66話「姐さんの背中」

最近は、午前中は刺青、午後からは恵美さんとの仕事の準備。

それが一日のルーティンのようになっていた。

毎日、熱と痛みに付き合う日々。

線で描かれていた鯉に鱗が入り、目が彫られ、色が差されていく。

日を追うごとに輪郭は厚みを持ち、やがてリアルな真鯉へと姿を変えていった。

鏡に映る、真っ黒に彫られた鯉。

それを見つめながら、私自身も黒に染まっていっているような気がした。

ある日、彫り師の先生が針を動かしながら、ぽつりと言った。

「あんた、恵美のところで働いてるんだってな」

「あっ、はい」

「恵美とは長いのか?」

付き合っていたことは言わず、長くないとだけ曖昧に答えた。

「そうか。
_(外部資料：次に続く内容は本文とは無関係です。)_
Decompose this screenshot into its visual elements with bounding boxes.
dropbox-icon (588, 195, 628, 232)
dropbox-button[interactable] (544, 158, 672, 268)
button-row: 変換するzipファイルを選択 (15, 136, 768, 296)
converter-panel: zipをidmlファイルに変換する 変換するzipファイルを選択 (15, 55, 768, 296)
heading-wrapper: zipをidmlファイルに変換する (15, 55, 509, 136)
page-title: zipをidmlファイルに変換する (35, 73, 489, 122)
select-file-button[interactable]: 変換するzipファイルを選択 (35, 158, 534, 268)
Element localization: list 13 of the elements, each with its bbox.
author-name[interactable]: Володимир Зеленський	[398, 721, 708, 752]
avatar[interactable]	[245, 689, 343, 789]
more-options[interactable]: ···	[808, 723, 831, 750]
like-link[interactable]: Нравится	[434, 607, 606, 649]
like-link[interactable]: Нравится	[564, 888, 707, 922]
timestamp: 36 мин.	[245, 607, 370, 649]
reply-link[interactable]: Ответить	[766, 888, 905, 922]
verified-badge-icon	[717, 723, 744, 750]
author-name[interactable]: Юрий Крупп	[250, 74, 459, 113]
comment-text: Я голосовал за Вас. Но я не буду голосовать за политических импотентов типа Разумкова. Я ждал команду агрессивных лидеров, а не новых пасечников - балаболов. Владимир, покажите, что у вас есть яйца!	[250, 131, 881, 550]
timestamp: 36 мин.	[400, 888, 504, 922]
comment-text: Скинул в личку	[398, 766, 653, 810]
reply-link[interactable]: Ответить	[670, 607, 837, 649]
それじゃ知らないだろうが、恵美はな、ある組長の姐さんだったんだ。

色んな事情で組はなくなったが、あいつは残った。

大したやつだよ、恵美は」

知らなかった。

普通の人生を歩んできた人ではないとは思っていた。

だが、姐さんだったとは。

組がなくなり、すべてを失い、何もない状態から今の立場を築いた。

その道のりがどれほどのものだったのか、私には想像もできない。

恵美さんの背中の刺青は、

私のような覚悟や決意とは比べものにならない、

もっと重い何かを背負っているのだと思った。

事務所として借りた部屋は、家具や備品が揃うたびに、

少しずつ“仕事場”の顔をしていった。

女の子は恵美さんが何人か集めているらしい。

募集もかけていた。

今日は面接の日だった。

面接といっても、年齢確認と経験の有無、

経験者なら以前の店やバンスの有無の確認。

要するに、トラブル防止だ。

ファミレスの駐車場に車を停め、車から降りて大きく伸びをした、その時。

「あっ!兄貴!兄貴じゃないですかー!」

背後から声が飛んできた。

振り返ると、手を振りながらこちらに駆けてくる男がいた。